For the study, researchers analyzed data from a coronavirus screening program in the labor and delivery unit of Elmhurst Hospital in Queens, New York during March and April. The team found that more than one-third of almost 130 pregnant women tested positive for the novel coronavirus. 

However, most of the pregnant patients with COVID-19 -- 72 percent -- were asymptomatic. The study found that pregnant patients who tested positive for COVID-19 were more likely to identify as Hispanic. 

The study authors noted that the proportion of patients who tested positive for the virus was much higher than in other hospitals in New York City. That finding was likely tied to the fact that a large percentage of patients served by Elmhurst are victims of social inequities, a group severely affected by the pandemic in the spring. 

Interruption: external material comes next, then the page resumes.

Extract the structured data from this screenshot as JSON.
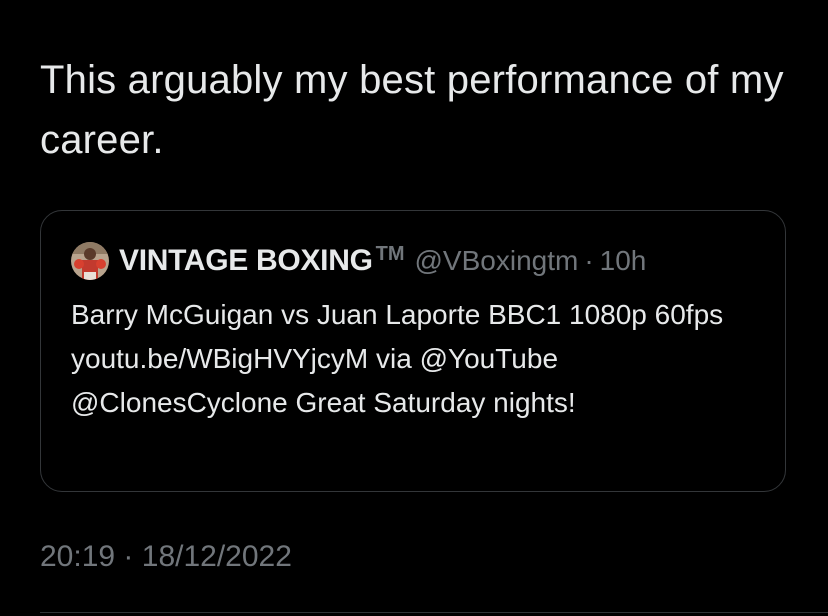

Asymptomatic spread concerns

The study findings add to other evidence that the early stages of the pandemic were marked by asymptomatic spread. During the time window analyzed, hospitals were mainly testing symptomatic individuals. The researchers said the study results could help inform efforts to “refine pandemic preparedness.” 

“This study is instructive for other labour and delivery units and hospitals across the world as we continue to refine pandemic preparedness,” researcher Dr. Sheela Maru, an assistant professor of global health, and obstetrics, gynecology and reproductive science at Icahn School of Medicine at Mount Sinai in New York City, said in a statement. 

“In future epidemics, it may be prudent to look at labor and delivery screening numbers much earlier on, as pregnant women continue to seek essential care despite social distancing measures and also represent the generally young and healthy community population,” Maru said.